Chronique de Mustapha Jmahri : Jacques Vergès à El-Jadida

Le célèbre avocat Jacques Vergès a-t-il visité la ville d’El-Jadida ? C’est maintenant certain et c’est grâce au Dr Abdelkrim El Khatib que cette visite a eu lieu en 1958. C’est d’ailleurs ce qu’on peut lire dans un article intitulé Jacques Vergès le Marocain de la journaliste Nina Kozlowski, paru dans le mensuel Zamane du mois d’avril 2019. En effet, Moulay Ismail Alaoui, ancien secrétaire général du PPS, neveu du Dr El Khatib, a révélé à la journaliste qu’il se souvenait parfaitement d’avoir vu Jacques Vergès dans la maison de sa grand-mère à El-Jadida au cours de l’été 1958. Comme chacun savait, cet avocat s’était lié d’amitié avec son collègue maître Abderrahmane El Khatib, le frère du Dr Abdelkrim El Khatib.
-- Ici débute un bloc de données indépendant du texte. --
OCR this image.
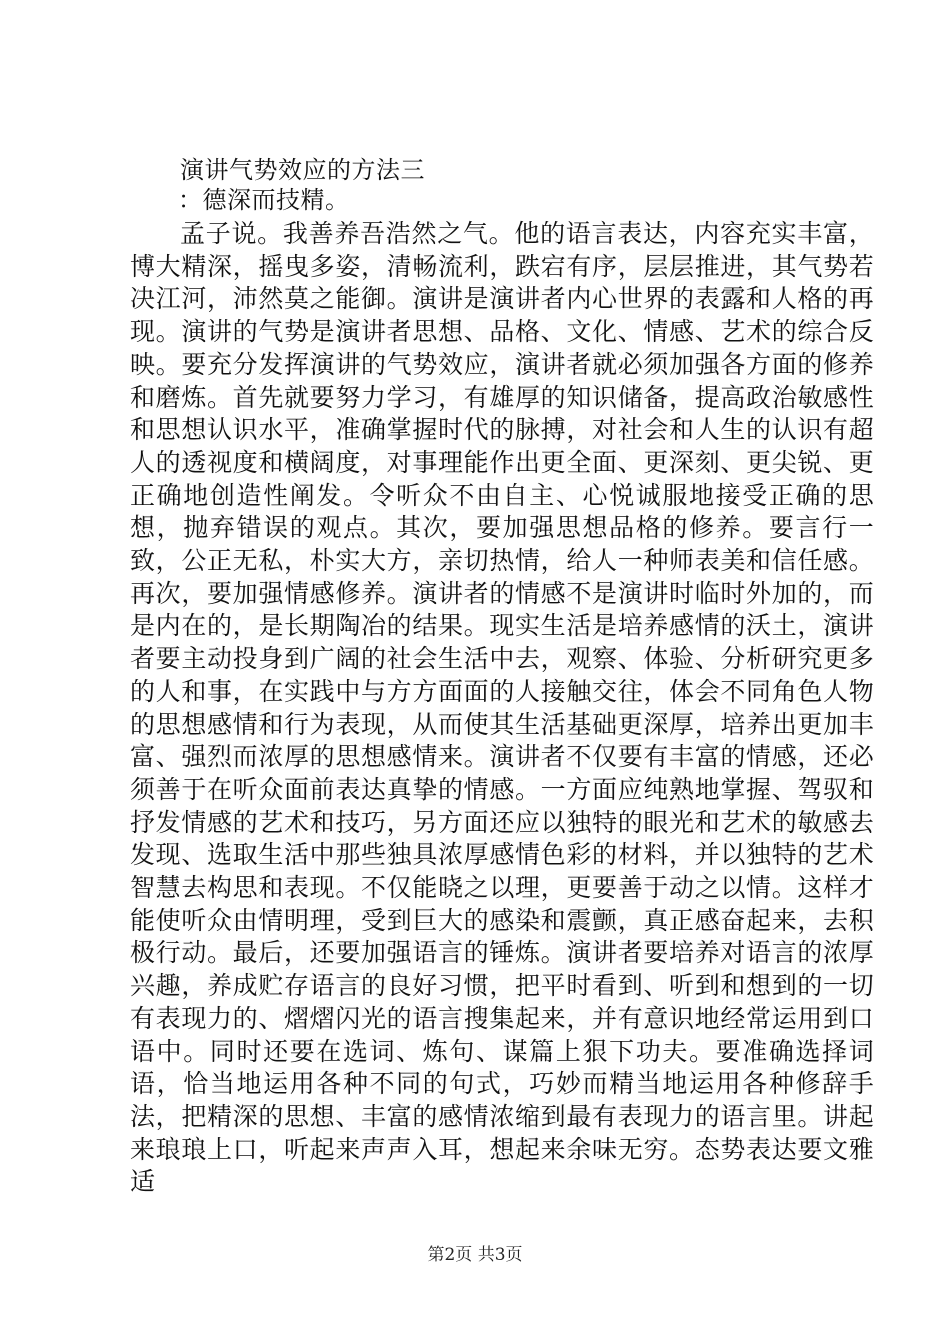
演讲气势效应的方法三
：德深而技精。

孟子说。我善养吾浩然之气。他的语言表达，内容充实丰富，博大精深，摇曳多姿，清畅流利，跌宕有序，层层推进，其气势若决江河，沛然莫之能御。演讲是演讲者内心世界的表露和人格的再现。演讲的气势是演讲者思想、品格、文化、情感、艺术的综合反映。要充分发挥演讲的气势效应，演讲者就必须加强各方面的修养和磨炼。首先就要努力学习，有雄厚的知识储备，提高政治敏感性和思想认识水平，准确掌握时代的脉搏，对社会和人生的认识有超人的透视度和横阔度，对事理能作出更全面、更深刻、更尖锐、更正确地创造性阐发。令听众不由自主、心悦诚服地接受正确的思想，抛弃错误的观点。其次，要加强思想品格的修养。要言行一致，公正无私，朴实大方，亲切热情，给人一种师表美和信任感。再次，要加强情感修养。演讲者的情感不是演讲时临时外加的，而是内在的，是长期陶冶的结果。现实生活是培养感情的沃土，演讲者要主动投身到广阔的社会生活中去，观察、体验、分析研究更多的人和事，在实践中与方方面面的人接触交往，体会不同角色人物的思想感情和行为表现，从而使其生活基础更深厚，培养出更加丰富、强烈而浓厚的思想感情来。演讲者不仅要有丰富的情感，还必须善于在听众面前表达真挚的情感。一方面应纯熟地掌握、驾驭和抒发情感的艺术和技巧，另方面还应以独特的眼光和艺术的敏感去发现、选取生活中那些独具浓厚感情色彩的材料，并以独特的艺术智慧去构思和表现。不仅能晓之以理，更要善于动之以情。这样才能使听众由情明理，受到巨大的感染和震颤，真正感奋起来，去积极行动。最后，还要加强语言的锤炼。演讲者要培养对语言的浓厚兴趣，养成贮存语言的良好习惯，把平时看到、听到和想到的一切有表现力的、熠熠闪光的语言搜集起来，并有意识地经常运用到口语中。同时还要在选词、炼句、谋篇上狠下功夫。要准确选择词语，恰当地运用各种不同的句式，巧妙而精当地运用各种修辞手法，把精深的思想、丰富的感情浓缩到最有表现力的语言里。讲起来琅琅上口，听起来声声入耳，想起来余味无穷。态势表达要文雅适

第2页 共3页
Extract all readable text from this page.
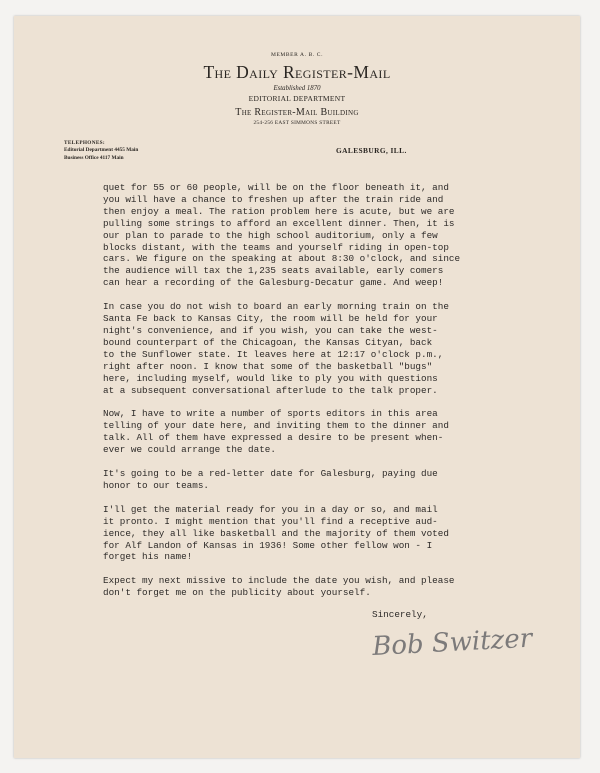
MEMBER A. B. C.
The Daily Register-Mail
Established 1870
EDITORIAL DEPARTMENT
The Register-Mail Building
254-256 EAST SIMMONS STREET
TELEPHONES:
Editorial Department 4455 Main
Business Office 4117 Main
GALESBURG, ILL.
quet for 55 or 60 people, will be on the floor beneath it, and
you will have a chance to freshen up after the train ride and
then enjoy a meal. The ration problem here is acute, but we are
pulling some strings to afford an excellent dinner. Then, it is
our plan to parade to the high school auditorium, only a few
blocks distant, with the teams and yourself riding in open-top
cars. We figure on the speaking at about 8:30 o'clock, and since
the audience will tax the 1,235 seats available, early comers
can hear a recording of the Galesburg-Decatur game. And weep!
In case you do not wish to board an early morning train on the
Santa Fe back to Kansas City, the room will be held for your
night's convenience, and if you wish, you can take the west-
bound counterpart of the Chicagoan, the Kansas Cityan, back
to the Sunflower state. It leaves here at 12:17 o'clock p.m.,
right after noon. I know that some of the basketball "bugs"
here, including myself, would like to ply you with questions
at a subsequent conversational afterlude to the talk proper.
Now, I have to write a number of sports editors in this area
telling of your date here, and inviting them to the dinner and
talk. All of them have expressed a desire to be present when-
ever we could arrange the date.
It's going to be a red-letter date for Galesburg, paying due
honor to our teams.
I'll get the material ready for you in a day or so, and mail
it pronto. I might mention that you'll find a receptive aud-
ience, they all like basketball and the majority of them voted
for Alf Landon of Kansas in 1936! Some other fellow won - I
forget his name!
Expect my next missive to include the date you wish, and please
don't forget me on the publicity about yourself.
Sincerely,
Bob Switzer
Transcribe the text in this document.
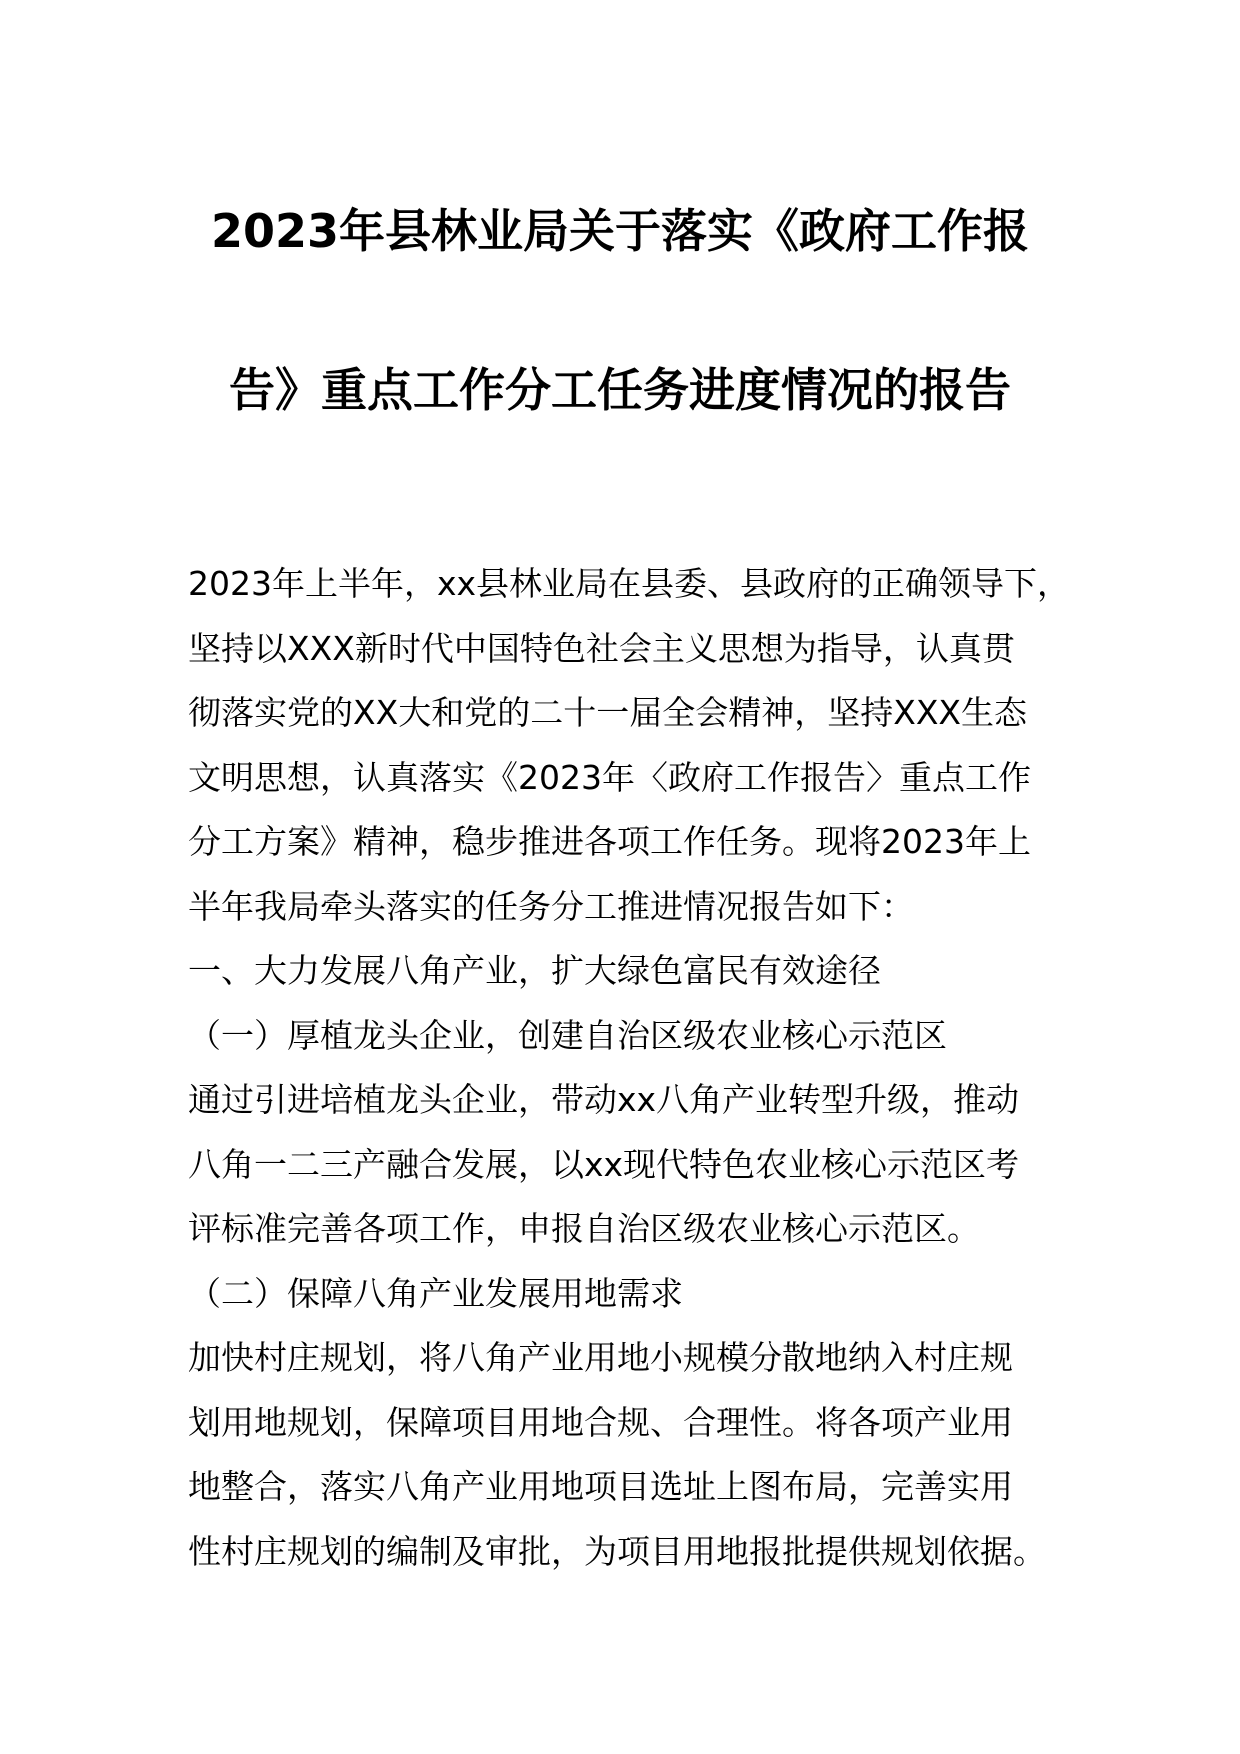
2023年县林业局关于落实《政府工作报
告》重点工作分工任务进度情况的报告
2023年上半年，xx县林业局在县委、县政府的正确领导下，
坚持以XXX新时代中国特色社会主义思想为指导，认真贯
彻落实党的XX大和党的二十一届全会精神，坚持XXX生态
文明思想，认真落实《2023年〈政府工作报告〉重点工作
分工方案》精神，稳步推进各项工作任务。现将2023年上
半年我局牵头落实的任务分工推进情况报告如下：
一、大力发展八角产业，扩大绿色富民有效途径
（一）厚植龙头企业，创建自治区级农业核心示范区
通过引进培植龙头企业，带动xx八角产业转型升级，推动
八角一二三产融合发展，以xx现代特色农业核心示范区考
评标准完善各项工作，申报自治区级农业核心示范区。
（二）保障八角产业发展用地需求
加快村庄规划，将八角产业用地小规模分散地纳入村庄规
划用地规划，保障项目用地合规、合理性。将各项产业用
地整合，落实八角产业用地项目选址上图布局，完善实用
性村庄规划的编制及审批，为项目用地报批提供规划依据。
Moulay Ismail ne donne pas plus de détails sur ce séjour à El-Jadida.

Cet épisode est intervenu alors que Jacques Vergès collaborait auprès du Dr Abdelkrim El Khatib qui était chargé par feu Sa Majesté Mohammed V des contacts avec les mouvements de libération africains. A cette époque, tous les pays africains se libéraient du colonialisme. Abdelkrim El Khatib, né en 1921 à El-Jadida, avait écrit dans ses mémoires : « Le Maroc avait continué jusqu’à la libération de toutes les zones spoliées à aider les mouvements de libération africains en matière d’armements, d’assistances financières et alimentaires en mettant à la disposition des combattants des centres d’instruction militaire ». Cette politique africaine s’est notamment construite avec la collaboration de Jacques Vergès qui avait été expulsé de France parce qu’il défendait les Algériens et notamment la militante Jamila Bouhired.

Né le 5 mars 1925 en Thaïlande d’une mère vietnamienne et d’un père réunionnais, Jacques Vergès grandit sur l’île de la Réunion. En 1942, à l’âge de dix-sept ans, après une première année de droit, il quitte la Réunion pour s’engager dans la Résistance. Il rallie ensuite l’Angleterre en 1943 pour s’engager auprès des Forces françaises libres, décision qui marque le début de son engagement politique qui durera toute sa vie. En 1945, il adhère au Parti communiste français.

En 1957, Jacques Vergès défend Jamila Bouhired la combattante emblématique du FLN qui devint son épouse pendant quelques années et dont il a deux enfants. Plus tard, il assura la défense d’Anis Naccache, militant libanais pro-palestinien (1982), de Klaus Barbie, chef de la Gestapo à Lyon (1987), du terroriste vénézuélien Carlos (1997) et de Tarek Aziz, ancien ministre des Affaires étrangères d’Irak (2009). Autant de clients qui valent à ce juriste expérimenté une réputation « d’avocat du diable ». Il se fait également remarquer dans l’affaire du jardinier marocain Omar Reddad condamné à dix-huit ans de réclusion criminelle en 1994, avant de bénéficier, en 1996, d’une grâce partielle.

Jacques Vergès est mort à Paris le 15 août 2013 à l’âge de 88 ans.